Timing is important for concentrated short positions. For example, the stakes my fund recently took in lithium names such as Pilbara Minerals and Syrah previously, illustrate this. The global shift to increase electric vehicle investment had seen enormous amount of demand for battery materials such as lithium and graphite, and share prices of the sector rallied hard. In the past three years however, we have witnessed vast supply response from the raw materials producers which has meant the bullish assumptions investors initially used were grossly overstated. Those lithium positions were implemented early in the year and have been closed recently.

Increasingly, investors are realising that opting for a completely conservative investment allocation is not a viable solution. They recognise that there should be some allocation towards growth assets, and a long-short Australian equity fund may meet that criteria. The extra leverage and potential for losses on both the longs and the shorts means these funds are more suited for investors with a long-term perspective. 

Ultimately, a long-short approach enables portfolio efficiency to better capture alpha insights. This is particularly relevant with the current uncertain market outlook both globally and domestically.

 

Jun Bei Liu is Portfolio Manager at Tribeca Investment Partners. This article is for information purposes only and should not be considered investment advice.

 

3 Comments
Peter Foxton
November 18, 2019

If I borrow (or lease) your car and then sell it in the hope of buying it back more cheaply, I would be considered corrupt for selling something I don't own! I don't see shorting any differently! Furthermore, I can't reconcile profiting by investing in a business which goes down in value. The fact that smart financial engineers have figured out a way to make profits out of losses doesn't make it right. When is shorting going to be declared illegal?

Tony Dillon
November 15, 2019

Short selling is the antithesis of investor psychology, where one invests for rising values. And with unlimited loss potential, as opposed to going long where losses are limited to the purchase price of the stock, it is best left to the experts. It has a place, mainly for hedging long positions, but again, leave it to the pros. And liquidity is important, though there is no mention of that here. For those who like to spice up their investing and have a penchant for a bit of an adrenaline rush, writing naked call options will hit the spot. Another means of punting on a down market, but with leveraged loss potential. Not for the faint hearted.

Adrian
November 14, 2019

I have no problem with shorting, but I think it's worthwhile for investors to educate themselves and consider if strategies that involve shorting are right for them, as they tend to be speculative in nature. A long equity portfolio can be considered investing if the intention is to hold these assets and they are viewed as fractional ownership of businesses. I acknowledge there can be some use of shorts to hedge a portfolio, as a kind of insurance function. But the majority of these strategies are speculating that a company's share price will fall, or that the relative value between A and B will widen, etc. i.e. "A long-short strategy buys shares on the long side hoping they rise in price, and sells shares on the short side hoping they fall in price." So I don't particular like the misnomer "long-short investing". This is not investing in my way of thinking, in many cases I'd respectfully suggest it's closer to a professional form of gambling / spread betting, etc.
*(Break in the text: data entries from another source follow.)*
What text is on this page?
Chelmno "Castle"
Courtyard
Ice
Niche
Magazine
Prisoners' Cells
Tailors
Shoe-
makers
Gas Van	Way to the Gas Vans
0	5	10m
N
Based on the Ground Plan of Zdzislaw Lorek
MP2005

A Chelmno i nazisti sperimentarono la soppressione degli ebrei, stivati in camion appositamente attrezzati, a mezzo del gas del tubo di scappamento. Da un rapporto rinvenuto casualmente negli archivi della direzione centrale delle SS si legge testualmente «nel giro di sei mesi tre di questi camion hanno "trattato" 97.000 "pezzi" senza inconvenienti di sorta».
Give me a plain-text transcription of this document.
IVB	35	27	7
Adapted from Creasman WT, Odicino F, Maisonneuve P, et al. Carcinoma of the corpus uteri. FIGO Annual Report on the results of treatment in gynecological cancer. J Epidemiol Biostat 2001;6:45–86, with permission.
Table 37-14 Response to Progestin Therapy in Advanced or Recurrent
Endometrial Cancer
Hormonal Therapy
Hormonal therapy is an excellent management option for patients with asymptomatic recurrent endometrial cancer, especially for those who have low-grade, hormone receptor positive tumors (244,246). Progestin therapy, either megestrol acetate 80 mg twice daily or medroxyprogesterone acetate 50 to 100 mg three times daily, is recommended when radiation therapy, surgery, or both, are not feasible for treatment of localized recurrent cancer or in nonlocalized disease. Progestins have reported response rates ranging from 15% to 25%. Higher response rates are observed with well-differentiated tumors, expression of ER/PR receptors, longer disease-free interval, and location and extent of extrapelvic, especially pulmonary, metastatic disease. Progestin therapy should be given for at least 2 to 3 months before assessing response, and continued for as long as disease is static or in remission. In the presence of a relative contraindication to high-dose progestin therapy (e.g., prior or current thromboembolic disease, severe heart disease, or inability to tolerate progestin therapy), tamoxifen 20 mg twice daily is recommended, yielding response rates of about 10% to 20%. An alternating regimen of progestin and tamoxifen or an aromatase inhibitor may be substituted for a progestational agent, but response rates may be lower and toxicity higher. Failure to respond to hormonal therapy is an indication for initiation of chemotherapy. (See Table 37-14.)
Which is not to say it's wrong, just that "investors" should consider if that's a desireable way to deploy their capital (philosophically and temperamentally). Investors should also study the costs involved, as management fees tend to be higher in these funds, as well as the costs of borrowing shares, etc. If the fund manager is successful in overcoming these costs to generate excess returns, they will then claim a decent share of it in performance fees. Any downside however is all yours to keep. Not saying anything new here, you can also refer to Warren Buffett's $1m bet against the hedge funds back in 2007.